Usually the 16-year-old behind the counter at your favorite fast food establishment isn’t trying to up-sell you and get you to order the more expensive burger on the menu. They don’t care; they’re getting paid by the hour. In fact, they will often go out of their way to help you if there is a cheaper way to order what you want. Well, according to the latest TIGTA report, the 16-year-old at the burger joint may be better with customer service, in some respects, than the IRS.
The latest TIGTA report delves into the Streamlined Installment Agreement (SIA) program. The IRS is not being consistent in their approach to SIAs and are failing in three key areas. One of the failures that TIGTA identified was that IRS representatives are not apprising taxpayers of a less expensive alternative: the “extension to pay.”

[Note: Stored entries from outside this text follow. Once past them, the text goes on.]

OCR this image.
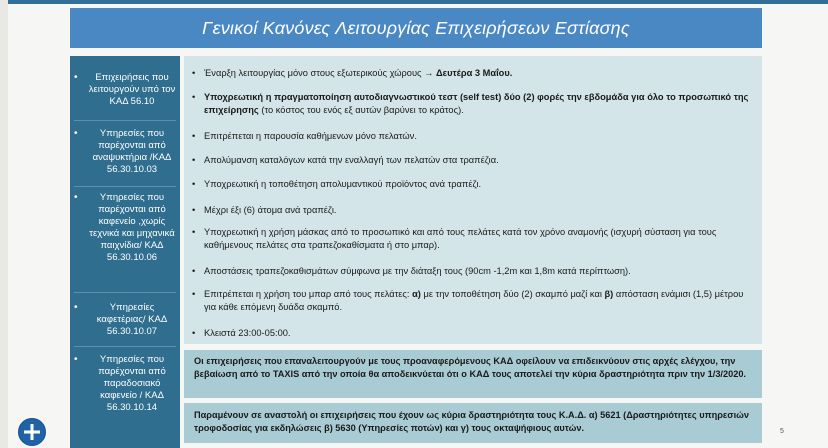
Γενικοί Κανόνες Λειτουργίας Επιχειρήσεων Εστίασης
•	Επιχειρήσεις που λειτουργούν υπό τον ΚΑΔ 56.10
•	Υπηρεσίες που παρέχονται από αναψυκτήρια /ΚΑΔ 56.30.10.03
•	Υπηρεσίες που παρέχονται από καφενείο ,χωρίς τεχνικά και μηχανικά παιχνίδια/ ΚΑΔ 56.30.10.06
•	Υπηρεσίες καφετέριας/ ΚΑΔ 56.30.10.07
•	Υπηρεσίες που παρέχονται από παραδοσιακό καφενείο / ΚΑΔ 56.30.10.14
• Έναρξη λειτουργίας μόνο στους εξωτερικούς χώρους → Δευτέρα 3 Μαΐου.
• Υποχρεωτική η πραγματοποίηση αυτοδιαγνωστικού τεστ (self test) δύο (2) φορές την εβδομάδα για όλο το προσωπικό της επιχείρησης (το κόστος του ενός εξ αυτών βαρύνει το κράτος).
• Επιτρέπεται η παρουσία καθήμενων μόνο πελατών.
• Απολύμανση καταλόγων κατά την εναλλαγή των πελατών στα τραπέζια.
• Υποχρεωτική η τοποθέτηση απολυμαντικού προϊόντος ανά τραπέζι.
• Μέχρι έξι (6) άτομα ανά τραπέζι.
• Υποχρεωτική η χρήση μάσκας από το προσωπικό και από τους πελάτες κατά τον χρόνο αναμονής (ισχυρή σύσταση για τους καθήμενους πελάτες στα τραπεζοκαθίσματα ή στο μπαρ).
• Αποστάσεις τραπεζοκαθισμάτων σύμφωνα με την διάταξη τους (90cm -1,2m και 1,8m κατά περίπτωση).
• Επιτρέπεται η χρήση του μπαρ από τους πελάτες: α) με την τοποθέτηση δύο (2) σκαμπό μαζί και β) απόσταση ενάμισι (1,5) μέτρου για κάθε επόμενη δυάδα σκαμπό.
• Κλειστά 23:00-05:00.
Οι επιχειρήσεις που επαναλειτουργούν με τους προαναφερόμενους ΚΑΔ οφείλουν να επιδεικνύουν στις αρχές ελέγχου, την βεβαίωση από το TAXIS από την οποία θα αποδεικνύεται ότι ο ΚΑΔ τους αποτελεί την κύρια δραστηριότητα πριν την 1/3/2020.
Παραμένουν σε αναστολή οι επιχειρήσεις που έχουν ως κύρια δραστηριότητα τους Κ.Α.Δ. α) 5621 (Δραστηριότητες υπηρεσιών τροφοδοσίας για εκδηλώσεις β) 5630 (Υπηρεσίες ποτών) και γ) τους οκταψήφιους αυτών.	5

It costs $150 to set up an installment agreement — this is a non-refundable user fee. But if the balance is low enough to be paid off in 120 days or less, then an installment agreement is not necessary. If the balance can be paid in 120 days, the IRS will normally agree to an “extension to pay” and the taxpayer can avoid the $150 fee. If an IRS representative knows that the balance can be paid off in 120 days, then the representative should steer the taxpayer towards the extension to pay rather than the SIA, or at least notify them of the option. As part of their audit, TIGTA found over $1 million in fees that could have been avoided by the extension to pay alternative.
Unfortunately the old adage, “They don’t care; they’re getting paid by the hour” correctly describes some IRS reps too.